Here would be an apt usage: "Jack, you OK with ripping off the next couple looking to refi their house? Yeah, why not? Their loss is my gain. I gotta put food on the table, too, don't I -- and that's a good enough selfcation for me, dude. Next!"
If it means catering to one's own desires, tastes, whims, etc., there's nothing much in the word that isn't already the aim of most vacations. So it's basically useless.
If, however, it's a caregiver's selfcation, it could be exactly what's needed to keep from going nuts or shriveling up inside in the process of caring for another or others in deep need.
I still think staycation and vacation provide such a neat contrast that they are both quite useful.

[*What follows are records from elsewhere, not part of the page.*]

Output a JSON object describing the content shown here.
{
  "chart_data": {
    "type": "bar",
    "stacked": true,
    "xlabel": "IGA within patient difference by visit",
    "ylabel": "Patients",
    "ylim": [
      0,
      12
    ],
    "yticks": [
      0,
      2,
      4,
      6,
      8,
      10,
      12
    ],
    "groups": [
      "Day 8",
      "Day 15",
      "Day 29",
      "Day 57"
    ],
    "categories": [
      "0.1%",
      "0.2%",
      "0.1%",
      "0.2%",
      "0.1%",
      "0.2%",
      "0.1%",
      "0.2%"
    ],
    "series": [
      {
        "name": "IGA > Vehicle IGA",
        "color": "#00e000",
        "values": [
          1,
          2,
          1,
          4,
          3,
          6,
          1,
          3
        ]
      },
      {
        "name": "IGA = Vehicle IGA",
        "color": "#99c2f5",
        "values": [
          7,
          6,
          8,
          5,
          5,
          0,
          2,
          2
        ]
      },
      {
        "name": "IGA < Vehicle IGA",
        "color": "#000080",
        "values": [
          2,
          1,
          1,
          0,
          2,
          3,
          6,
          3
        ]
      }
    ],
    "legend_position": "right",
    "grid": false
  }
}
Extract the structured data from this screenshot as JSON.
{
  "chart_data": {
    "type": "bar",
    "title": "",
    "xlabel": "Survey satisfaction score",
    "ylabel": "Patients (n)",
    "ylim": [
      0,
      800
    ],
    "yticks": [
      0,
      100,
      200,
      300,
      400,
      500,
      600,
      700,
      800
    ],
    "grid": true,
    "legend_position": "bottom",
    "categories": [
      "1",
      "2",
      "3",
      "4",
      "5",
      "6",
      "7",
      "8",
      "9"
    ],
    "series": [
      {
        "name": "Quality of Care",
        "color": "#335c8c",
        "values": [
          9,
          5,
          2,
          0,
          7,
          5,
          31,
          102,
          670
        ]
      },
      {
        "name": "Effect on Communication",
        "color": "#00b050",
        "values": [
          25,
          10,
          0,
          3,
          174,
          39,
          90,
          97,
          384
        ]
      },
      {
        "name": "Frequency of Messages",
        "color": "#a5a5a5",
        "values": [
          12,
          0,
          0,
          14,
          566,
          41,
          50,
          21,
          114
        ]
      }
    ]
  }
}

soledad: Selfcation as self-placation is a fine proposal well presented, but it's likely to meet with some (modest) competition for the semantic space. As you point out, self-medication is another sense that suits the word as well as, or better than, 'self-catering vacation'; and Ben Zimmer found this usage in a recent blog comment: "a little self-imposed self-cation" (i.e., vacation from oneself). As I noted elsewhere, its ambiguity gives it versatility.
Graeme: Yes, context will have to do some of the lifting, at least until the word becomes popular enough in one sense to discourage the others. And it might never. I agree that staycation is useful, though I've never used it myself except when discussing it. You could call that an extended selfcationcation.